On the Danske Blindesamfund website, among other things, you can find an offer of consultation - a visit from a consultant when you experience total or partial vision loss, providing advice on education and job market possibilities along with help with social life. They also offer a free telephone counselling service, courses, and social activities.


On top of having trained guide dogs for over 70 years, they provide information about getting a guide dog. They also provide housing offers: "In the Copenhagen area, you will find a number of the Danish Society for the Blind's homes, which people with visual impairments have priority to rent. In addition, the Danish Society for the Blind has built four residential and daycare facilities specially designed for visually impaired people; Solgaven Næstved, Solgaven Farum, Solgaven Vejle and Solgavehjemmet Valby."


You can also become a member of the organisation.

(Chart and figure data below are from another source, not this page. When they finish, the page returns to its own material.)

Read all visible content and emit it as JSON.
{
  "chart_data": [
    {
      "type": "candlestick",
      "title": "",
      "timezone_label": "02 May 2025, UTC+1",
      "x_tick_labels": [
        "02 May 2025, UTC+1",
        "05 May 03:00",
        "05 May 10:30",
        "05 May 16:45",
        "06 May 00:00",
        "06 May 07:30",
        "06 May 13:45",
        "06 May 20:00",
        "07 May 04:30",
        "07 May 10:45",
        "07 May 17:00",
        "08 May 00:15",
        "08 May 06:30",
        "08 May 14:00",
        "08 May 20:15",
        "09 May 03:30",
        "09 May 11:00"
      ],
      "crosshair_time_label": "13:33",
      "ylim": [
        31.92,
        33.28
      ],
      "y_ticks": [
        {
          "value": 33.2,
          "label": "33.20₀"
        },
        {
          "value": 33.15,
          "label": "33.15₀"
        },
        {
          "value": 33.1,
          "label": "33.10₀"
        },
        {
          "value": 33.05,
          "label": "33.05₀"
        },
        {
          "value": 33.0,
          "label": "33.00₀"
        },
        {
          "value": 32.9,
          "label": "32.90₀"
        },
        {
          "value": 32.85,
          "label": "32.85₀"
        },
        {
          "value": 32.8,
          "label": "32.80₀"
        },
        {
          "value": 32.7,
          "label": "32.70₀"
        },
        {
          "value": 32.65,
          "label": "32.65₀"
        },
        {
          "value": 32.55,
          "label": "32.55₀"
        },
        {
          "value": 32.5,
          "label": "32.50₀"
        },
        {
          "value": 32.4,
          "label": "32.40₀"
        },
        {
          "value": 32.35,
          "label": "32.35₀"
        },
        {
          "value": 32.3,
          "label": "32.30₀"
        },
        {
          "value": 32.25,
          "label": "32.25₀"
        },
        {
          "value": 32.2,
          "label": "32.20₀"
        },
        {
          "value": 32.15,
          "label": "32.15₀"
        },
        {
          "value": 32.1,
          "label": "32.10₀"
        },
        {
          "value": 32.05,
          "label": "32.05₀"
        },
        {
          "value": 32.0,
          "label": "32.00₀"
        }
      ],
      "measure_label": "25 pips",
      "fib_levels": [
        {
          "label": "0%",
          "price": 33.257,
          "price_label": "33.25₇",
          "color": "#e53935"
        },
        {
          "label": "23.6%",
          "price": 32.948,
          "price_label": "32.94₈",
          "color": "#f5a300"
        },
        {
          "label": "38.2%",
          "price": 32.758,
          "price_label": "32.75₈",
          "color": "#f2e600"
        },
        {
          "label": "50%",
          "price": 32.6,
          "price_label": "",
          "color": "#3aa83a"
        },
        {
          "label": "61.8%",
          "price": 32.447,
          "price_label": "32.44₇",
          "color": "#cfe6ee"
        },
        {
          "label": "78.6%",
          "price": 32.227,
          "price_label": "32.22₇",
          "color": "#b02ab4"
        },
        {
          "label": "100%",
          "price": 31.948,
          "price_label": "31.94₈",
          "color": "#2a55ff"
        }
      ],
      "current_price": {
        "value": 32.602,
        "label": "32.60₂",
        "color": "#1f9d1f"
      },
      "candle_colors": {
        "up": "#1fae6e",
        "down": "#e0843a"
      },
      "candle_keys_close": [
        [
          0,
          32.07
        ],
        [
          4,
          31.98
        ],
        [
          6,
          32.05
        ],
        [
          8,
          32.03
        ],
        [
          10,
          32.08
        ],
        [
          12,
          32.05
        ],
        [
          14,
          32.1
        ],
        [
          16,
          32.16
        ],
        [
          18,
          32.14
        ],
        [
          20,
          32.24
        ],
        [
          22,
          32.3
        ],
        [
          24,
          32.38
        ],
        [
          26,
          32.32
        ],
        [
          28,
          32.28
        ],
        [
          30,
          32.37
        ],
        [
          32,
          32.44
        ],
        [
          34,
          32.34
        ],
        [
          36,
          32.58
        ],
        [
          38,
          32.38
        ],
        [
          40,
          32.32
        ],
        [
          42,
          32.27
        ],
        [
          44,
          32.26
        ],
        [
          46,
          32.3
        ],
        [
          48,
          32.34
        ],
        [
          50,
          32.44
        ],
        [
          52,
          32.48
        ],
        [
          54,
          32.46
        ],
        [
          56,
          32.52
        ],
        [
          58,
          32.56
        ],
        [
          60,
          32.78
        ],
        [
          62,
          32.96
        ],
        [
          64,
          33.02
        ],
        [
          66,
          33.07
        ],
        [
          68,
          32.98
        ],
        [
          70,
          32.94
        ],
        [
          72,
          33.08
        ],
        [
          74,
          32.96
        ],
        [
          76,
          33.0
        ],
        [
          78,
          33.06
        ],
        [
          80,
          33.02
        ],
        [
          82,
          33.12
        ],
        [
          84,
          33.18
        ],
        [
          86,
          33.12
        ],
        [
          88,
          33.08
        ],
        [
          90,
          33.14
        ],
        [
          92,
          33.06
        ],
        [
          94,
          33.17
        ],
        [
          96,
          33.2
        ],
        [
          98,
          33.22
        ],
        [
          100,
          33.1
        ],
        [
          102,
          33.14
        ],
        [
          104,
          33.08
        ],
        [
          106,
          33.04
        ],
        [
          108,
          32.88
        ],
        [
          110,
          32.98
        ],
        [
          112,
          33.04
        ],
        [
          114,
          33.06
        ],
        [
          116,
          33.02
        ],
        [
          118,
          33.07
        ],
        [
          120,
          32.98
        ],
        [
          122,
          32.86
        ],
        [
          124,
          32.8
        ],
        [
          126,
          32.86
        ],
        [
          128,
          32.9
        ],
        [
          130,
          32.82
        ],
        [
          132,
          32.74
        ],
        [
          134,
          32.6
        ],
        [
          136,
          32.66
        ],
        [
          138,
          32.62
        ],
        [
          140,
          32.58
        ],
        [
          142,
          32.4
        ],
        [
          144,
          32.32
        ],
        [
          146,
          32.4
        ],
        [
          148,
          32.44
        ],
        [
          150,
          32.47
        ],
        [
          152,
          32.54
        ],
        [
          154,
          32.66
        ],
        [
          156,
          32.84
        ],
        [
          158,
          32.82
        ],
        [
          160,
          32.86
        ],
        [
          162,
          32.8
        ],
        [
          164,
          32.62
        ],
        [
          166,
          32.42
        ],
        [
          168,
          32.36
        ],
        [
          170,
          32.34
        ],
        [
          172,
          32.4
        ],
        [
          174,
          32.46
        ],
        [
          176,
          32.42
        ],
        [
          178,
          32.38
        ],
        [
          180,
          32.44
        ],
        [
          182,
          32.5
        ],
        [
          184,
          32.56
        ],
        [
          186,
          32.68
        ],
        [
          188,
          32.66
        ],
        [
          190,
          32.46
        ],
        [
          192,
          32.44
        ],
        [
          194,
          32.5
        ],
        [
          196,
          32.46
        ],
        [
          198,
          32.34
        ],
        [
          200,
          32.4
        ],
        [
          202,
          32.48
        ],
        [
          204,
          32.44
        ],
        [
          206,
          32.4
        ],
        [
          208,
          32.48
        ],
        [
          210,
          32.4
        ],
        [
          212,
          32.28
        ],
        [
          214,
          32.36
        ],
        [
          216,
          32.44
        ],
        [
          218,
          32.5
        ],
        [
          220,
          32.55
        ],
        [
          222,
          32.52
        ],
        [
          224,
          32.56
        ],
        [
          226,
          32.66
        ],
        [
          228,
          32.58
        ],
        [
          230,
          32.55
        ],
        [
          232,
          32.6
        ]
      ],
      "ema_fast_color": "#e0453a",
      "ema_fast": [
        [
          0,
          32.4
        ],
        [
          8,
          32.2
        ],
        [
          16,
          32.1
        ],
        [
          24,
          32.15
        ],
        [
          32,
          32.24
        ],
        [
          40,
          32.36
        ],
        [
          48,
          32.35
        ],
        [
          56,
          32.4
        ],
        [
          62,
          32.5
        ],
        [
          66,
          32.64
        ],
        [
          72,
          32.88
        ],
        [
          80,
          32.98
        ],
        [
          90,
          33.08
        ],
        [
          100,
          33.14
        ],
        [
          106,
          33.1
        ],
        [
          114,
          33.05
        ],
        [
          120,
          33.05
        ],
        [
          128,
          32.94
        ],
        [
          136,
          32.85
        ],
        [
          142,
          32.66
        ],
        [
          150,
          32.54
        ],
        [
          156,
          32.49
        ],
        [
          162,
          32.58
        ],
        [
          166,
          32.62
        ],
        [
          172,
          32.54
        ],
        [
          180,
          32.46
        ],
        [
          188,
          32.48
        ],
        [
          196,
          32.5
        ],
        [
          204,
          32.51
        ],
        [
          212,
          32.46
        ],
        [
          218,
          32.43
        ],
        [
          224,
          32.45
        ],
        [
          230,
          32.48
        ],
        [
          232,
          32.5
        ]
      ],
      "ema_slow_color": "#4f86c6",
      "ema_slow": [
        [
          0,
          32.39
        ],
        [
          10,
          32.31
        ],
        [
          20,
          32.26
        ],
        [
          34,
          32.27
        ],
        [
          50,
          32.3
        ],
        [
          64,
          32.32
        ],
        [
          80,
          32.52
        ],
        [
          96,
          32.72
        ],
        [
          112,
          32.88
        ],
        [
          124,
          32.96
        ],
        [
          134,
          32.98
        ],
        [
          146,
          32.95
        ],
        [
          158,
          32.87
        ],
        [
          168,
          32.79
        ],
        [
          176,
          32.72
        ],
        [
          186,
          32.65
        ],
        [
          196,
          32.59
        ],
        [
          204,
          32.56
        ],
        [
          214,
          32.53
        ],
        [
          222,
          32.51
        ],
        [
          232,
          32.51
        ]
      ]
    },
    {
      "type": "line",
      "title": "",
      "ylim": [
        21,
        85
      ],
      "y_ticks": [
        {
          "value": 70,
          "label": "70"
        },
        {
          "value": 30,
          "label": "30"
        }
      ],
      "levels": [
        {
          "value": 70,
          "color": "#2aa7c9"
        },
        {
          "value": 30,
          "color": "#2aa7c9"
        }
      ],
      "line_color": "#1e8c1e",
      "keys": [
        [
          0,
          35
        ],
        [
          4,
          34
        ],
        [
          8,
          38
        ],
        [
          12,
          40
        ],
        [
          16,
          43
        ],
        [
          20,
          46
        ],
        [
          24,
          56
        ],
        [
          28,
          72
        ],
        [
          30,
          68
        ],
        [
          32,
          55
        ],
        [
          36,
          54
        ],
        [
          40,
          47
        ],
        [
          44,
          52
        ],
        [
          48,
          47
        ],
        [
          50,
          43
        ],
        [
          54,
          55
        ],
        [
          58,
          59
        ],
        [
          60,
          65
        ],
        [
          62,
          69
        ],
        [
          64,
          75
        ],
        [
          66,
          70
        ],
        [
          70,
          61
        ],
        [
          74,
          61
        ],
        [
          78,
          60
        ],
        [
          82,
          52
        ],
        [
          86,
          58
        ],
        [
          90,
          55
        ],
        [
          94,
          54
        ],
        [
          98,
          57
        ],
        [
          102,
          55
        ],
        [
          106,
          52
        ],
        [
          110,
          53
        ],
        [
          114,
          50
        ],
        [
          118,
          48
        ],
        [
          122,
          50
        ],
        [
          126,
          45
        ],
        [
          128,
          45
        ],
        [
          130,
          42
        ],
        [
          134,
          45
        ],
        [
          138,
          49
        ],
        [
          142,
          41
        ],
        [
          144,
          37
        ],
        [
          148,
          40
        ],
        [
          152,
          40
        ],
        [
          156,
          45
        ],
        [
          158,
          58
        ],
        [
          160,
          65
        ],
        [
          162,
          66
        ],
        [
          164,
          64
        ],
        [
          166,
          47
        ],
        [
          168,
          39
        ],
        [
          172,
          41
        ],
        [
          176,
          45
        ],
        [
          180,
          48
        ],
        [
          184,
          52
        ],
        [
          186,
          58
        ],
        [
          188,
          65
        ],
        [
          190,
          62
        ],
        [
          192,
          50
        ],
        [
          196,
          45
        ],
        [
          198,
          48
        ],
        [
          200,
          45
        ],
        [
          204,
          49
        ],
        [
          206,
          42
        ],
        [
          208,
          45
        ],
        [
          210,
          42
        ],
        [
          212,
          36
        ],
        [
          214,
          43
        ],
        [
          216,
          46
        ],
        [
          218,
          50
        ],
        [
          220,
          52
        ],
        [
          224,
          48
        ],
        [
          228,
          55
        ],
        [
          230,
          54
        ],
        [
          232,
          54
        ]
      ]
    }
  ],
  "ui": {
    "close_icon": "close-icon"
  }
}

IBOS is a rehabilitation and knowledge centre for young people (over 14) and adults who have a severe visual impairment. Similarly, they also have a housing offer in Copenhagen. They also focus on education and employment possibilities, offering preparatory education courses, youth courses to guide and upskill young people with low vision, and an STU - special youth education (Særligt tilrettelagte ungdomsuddannelse).


There are also job rehabilitation courses, a labour market mentor, or access to a nationwide network of professionals with low vision. IBOS also provides resources for employers and companies: "We teach digital accessibility, create partnerships and projects, and, not least, provide support to employers who want to hire people with visual impairments."


Why support and resources matter

Focusing on education and employment possibilities is crucial, especially for people with low vision. According to 2023 numbers provided by Danmarks Statistik and described by IBOS:


More than half of all people with blindness and low vision between the ages of 16 and 64 do not have an education that provides skills for the labour market. For the population, the corresponding figure is only one in three. Twice as many 30-34-year-olds with visual impairments start their careers without education other than primary or secondary school.


Meanwhile, members of the Danske Blindesamfund in North Jutland bring attention to a significant issue with accessibility in public spaces - specifically blocked guidelines:


In recent months, the newspaper Nordjyske has described how one of the most essential tools for the blind and visually impaired to orientate themselves in public spaces guidelines is often blocked by cafe chairs, tables and other obstacles. The focus has been on squares and pedestrian streets, but the problem is, unfortunately, far more extensive than that. This applies not only in North Jutland but throughout the country. There are also examples of guidelines ending in a lamp post, bush or wall, etc. Apart from the fact that you can get badly injured, you can quickly lose your orientation, and that's a shame because we can get around ourselves with the help of the guidelines and our cane, and we don't want to give up that freedom. Although it has improved recently, several Danish train platforms are missing guidelines or deficient guideline networks.


Stating that "the public space must and should be able to be designed so that people with visual impairments can get around freely," the writers call on municipalities to ensure that the guidelines remain entirely usable for people with visual impairments.